Redevances sur les ressources naturelles au Québec : Pauvres de nos richesses
Je pense que

Redevances sur les ressources naturelles au Québec : Pauvres de nos richesses

Le réalisateur de La règle d’or, un documentaire montrant les conséquences de l’exploitation minière pour les habitants de Malartic, nous donne son point de vue sur une industrie de plus en plus contestée.

L’indignation a choisi son camp. Des voix s’élèvent chez les artistes, les écrivains, les chercheurs et penseurs, même les banquiers. Tous et toutes pointent du doigt l’aveuglement immoral d’un système économique fondé sur l’accumulation des richesses par un petit nombre de profitants. Pendant qu’on rêve en trois couleurs sur nos écrans géants, les minières planifient le pillage de notre sous-sol, le gaz de schiste crevasse les régions et le Plan Nord risque de mettre de côté, histoire de répéter l’histoire, les autochtones.

Redevances minables

Faudra-t-il attendre que les ponts s’écroulent pour que le gouvernement décide de réclamer notre juste part? Depuis John Locke, la terre appartient à celui qui l’utilise, qui en tire des fruits. Le problème, c’est que de l’or ou de l’uranium, ça ne pousse pas comme des pommes. Quand les trous peupleront nos paysages, il n’y aura que les déchets miniers pour les remplir.

Dans les régions minéralisables – mot latent pour dire «qui deviendront misérables» –, après la mine, point de salut. Les communautés locales, qui accueillent souvent avec trop de bienveillance les compagnies, se retrouvent sans aucun avenir quand ces dernières quittent le territoire dépouillé. Il me semble qu’avec quelques milliards en poche, il existe des moyens d’assurer un futur plus brillant aux enfants qui naissent dans le bruit et la poussière. Une ville comme Malartic devrait recevoir directement des redevances qui lui permettraient de bâtir dès maintenant des projets structurants. Elle serait ainsi en mesure d’organiser un renouveau et de retomber sur ses pattes après ce cinquième boom minier. Avec l’autonomie viennent la fierté et l’appartenance. Il faut agir dès maintenant pour éviter l’exode et le vide.
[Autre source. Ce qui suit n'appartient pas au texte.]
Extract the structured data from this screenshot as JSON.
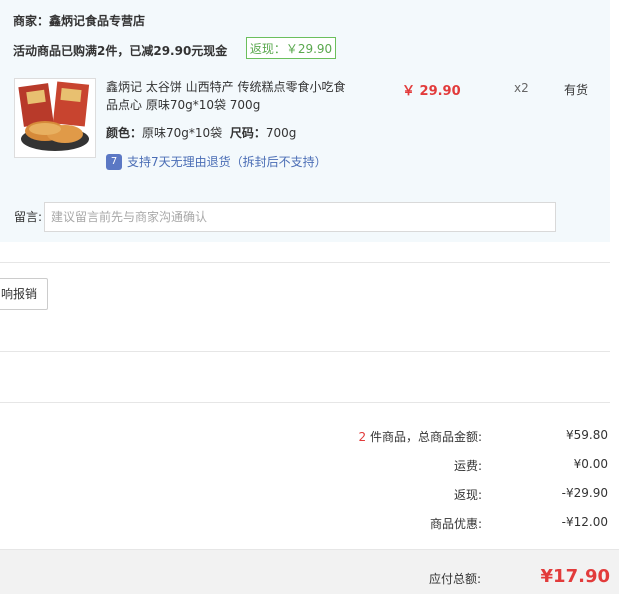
{
  "store": {
    "merchant_label": "商家：",
    "merchant_name": "鑫炳记食品专营店",
    "promo_text": "活动商品已购满2件，已减29.90元现金",
    "rebate_badge": "返现：￥29.90"
  },
  "product": {
    "title": "鑫炳记 太谷饼 山西特产 传统糕点零食小吃食品点心 原味70g*10袋 700g",
    "color_label": "颜色：",
    "color_value": "原味70g*10袋",
    "size_label": "尺码：",
    "size_value": "700g",
    "return_icon_text": "7",
    "return_policy": "支持7天无理由退货（拆封后不支持）",
    "price": "￥ 29.90",
    "quantity": "x2",
    "stock": "有货"
  },
  "note": {
    "label": "留言:",
    "placeholder": "建议留言前先与商家沟通确认"
  },
  "expense_button": "响报销",
  "summary": {
    "item_count": "2",
    "items_total_label": "件商品，总商品金额:",
    "items_total_value": "¥59.80",
    "shipping_label": "运费:",
    "shipping_value": "¥0.00",
    "rebate_label": "返现:",
    "rebate_value": "-¥29.90",
    "discount_label": "商品优惠:",
    "discount_value": "-¥12.00"
  },
  "total": {
    "label": "应付总额:",
    "value": "¥17.90"
  },
  "colors": {
    "panel_bg": "#f3f9fc",
    "price_red": "#e23b3b",
    "badge_green": "#5aa84e",
    "link_blue": "#4a6db5"
  }
}
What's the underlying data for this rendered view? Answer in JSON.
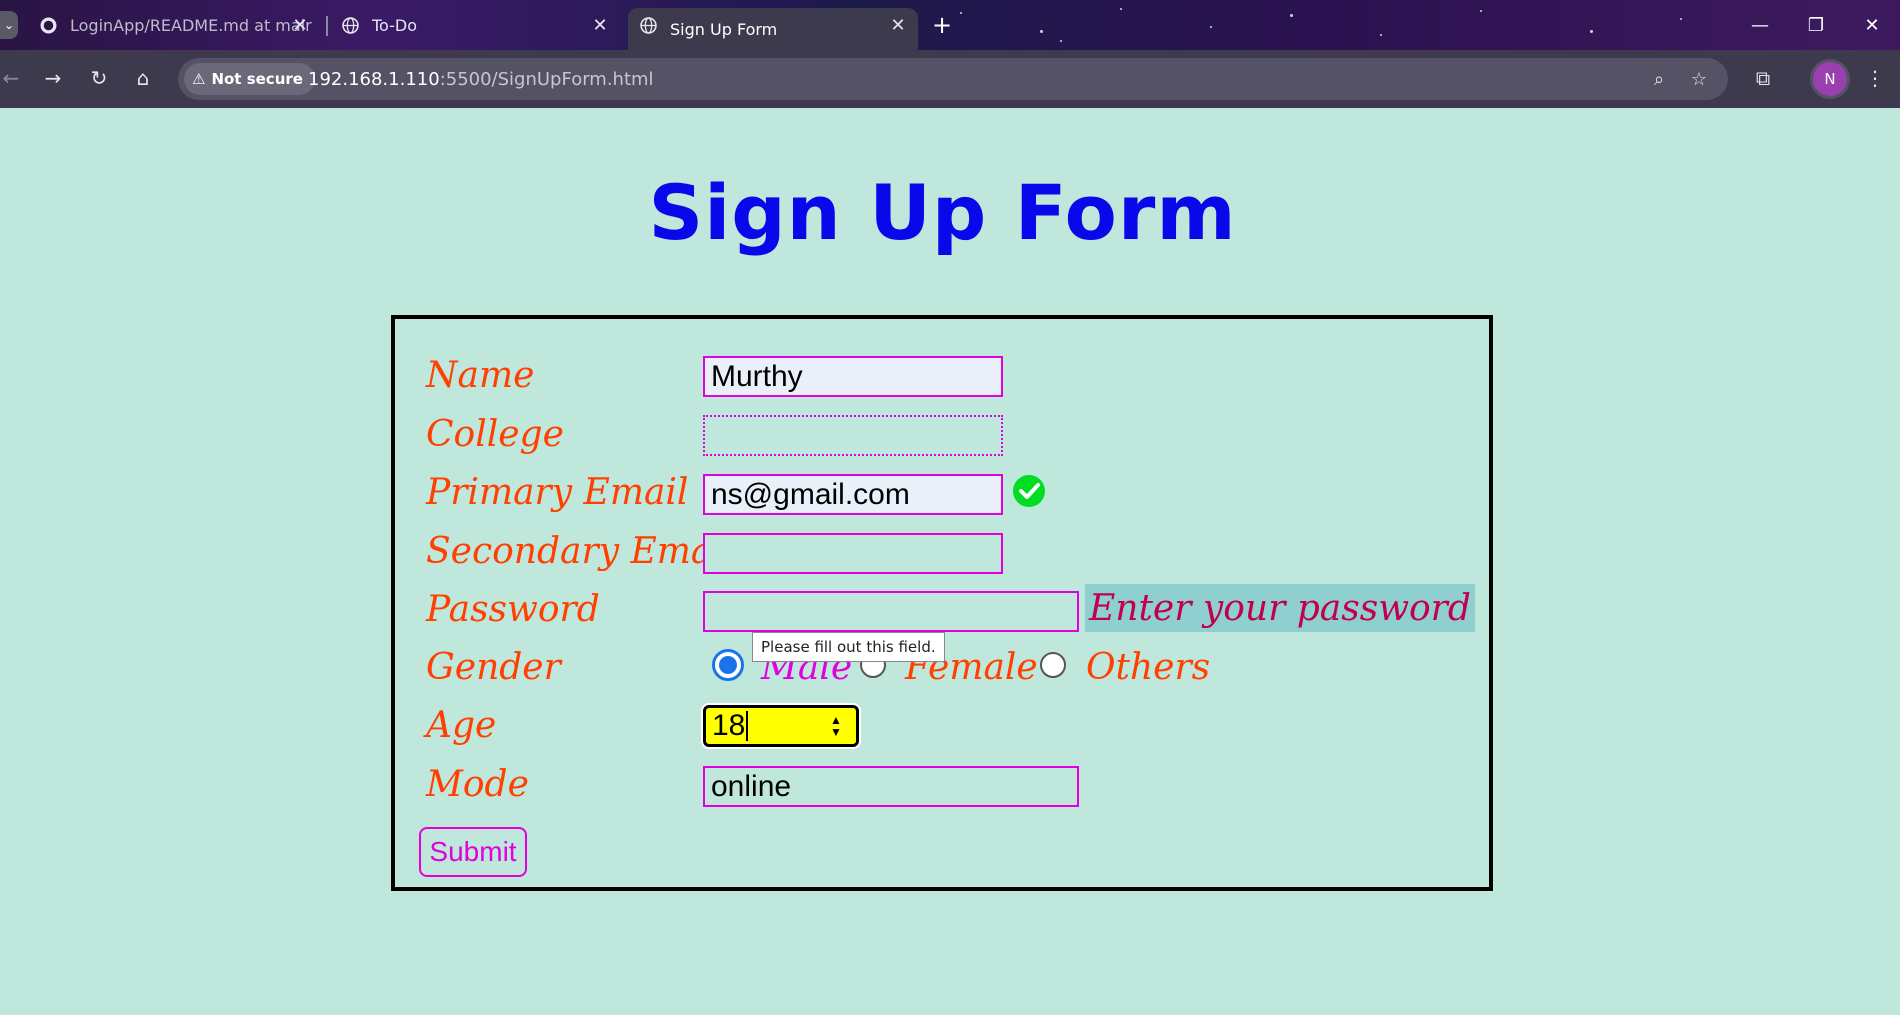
{
  "browser": {
    "tabs": [
      {
        "title": "LoginApp/README.md at mair",
        "active": false
      },
      {
        "title": "To-Do",
        "active": false
      },
      {
        "title": "Sign Up Form",
        "active": true
      }
    ],
    "security_chip": "Not secure",
    "url_host": "192.168.1.110",
    "url_path": ":5500/SignUpForm.html",
    "avatar_initial": "N"
  },
  "page": {
    "title": "Sign Up Form"
  },
  "form": {
    "name_label": "Name",
    "name_value": "Murthy",
    "college_label": "College",
    "college_value": "",
    "primary_email_label": "Primary Email",
    "primary_email_value": "ns@gmail.com",
    "secondary_email_label": "Secondary Email",
    "secondary_email_value": "",
    "password_label": "Password",
    "password_value": "",
    "password_hint": "Enter your password",
    "validation_tooltip": "Please fill out this field.",
    "gender_label": "Gender",
    "gender_options": [
      {
        "label": "Male",
        "checked": true
      },
      {
        "label": "Female",
        "checked": false
      },
      {
        "label": "Others",
        "checked": false
      }
    ],
    "age_label": "Age",
    "age_value": "18",
    "mode_label": "Mode",
    "mode_value": "online",
    "submit_label": "Submit"
  },
  "colors": {
    "page_bg": "#bfe7db",
    "title": "#0a07ea",
    "label": "#ff4000",
    "field_border": "#e000e0",
    "hint_bg": "#8fcfcf",
    "hint_text": "#c0004a",
    "age_bg": "#ffff00",
    "check": "#00dd22"
  },
  "icons": [
    "tab-list-icon",
    "github-icon",
    "globe-icon",
    "close-icon",
    "plus-icon",
    "minimize-icon",
    "restore-icon",
    "back-icon",
    "forward-icon",
    "reload-icon",
    "home-icon",
    "warning-icon",
    "zoom-icon",
    "star-icon",
    "extensions-icon",
    "more-icon",
    "check-circle-icon"
  ]
}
Gaz de chiffres et gaz de schiste

Partout où le profit se cache dans la terre, des conflits prennent racine. Quand ton voisin travaille pour la «compagnie» qui pollue la rivière où tes enfants se baignent, les partys barbecues sont rares. Les mégaprojets fissurent le tissu social de nos petites villes et de nos villages. La fracturation sera longue à cicatriser et elle perdurera bien longtemps après l’épuisement de la ressource. L’intimidation arrive tôt à la porte de ceux et celles qui osent mettre en doute certains aspects de la manne financière annoncée. Encore une fois, quand les néo-colonisateurs auront ramassé leurs cliques et distribué leurs claques, il ne restera que deux clans défaits pour constater les dégâts. Le retour de la convivialité doit devenir une priorité et reprendre les devants face au discours «survéhiculé» du niveau de vie à tout prix. À quoi ça sert, un ski-doo neuf quand tu peux plus éviter les méga-trous pis que t’es tout seul pour en profiter?

Plan normalisé

Toute grande révolution a d’abord un visage hideux. C’est Nietzsche qui a dit ça, je crois. Eh bien le Plan Nord doit vite être démasqué. Nous avons un territoire magnifique, presque magique et pur, qu’il nous faut mettre à l’abri des erreurs qui sont devenues des standards. Il appert que ce grand territoire nordique a été l’habitat de nos prédécesseurs amérindiens. Les visées impérialistes de notre gouvernement devraient s’arrêter là où nous aurons, une fois pour toutes, compris et admis la sagesse des pensées autochtones. Pourquoi ne pas saisir la chance d’établir un vrai dialogue? L’occasion d’innover et d’être un modèle en occupant véritablement un territoire au lieu de le spolier?

Nous sommes intoxiqués par le discours numérique. Le boom économique n’a qu’un temps. Celui d’une explosion dangereuse. À nos enfants, je souhaite tout leur temps.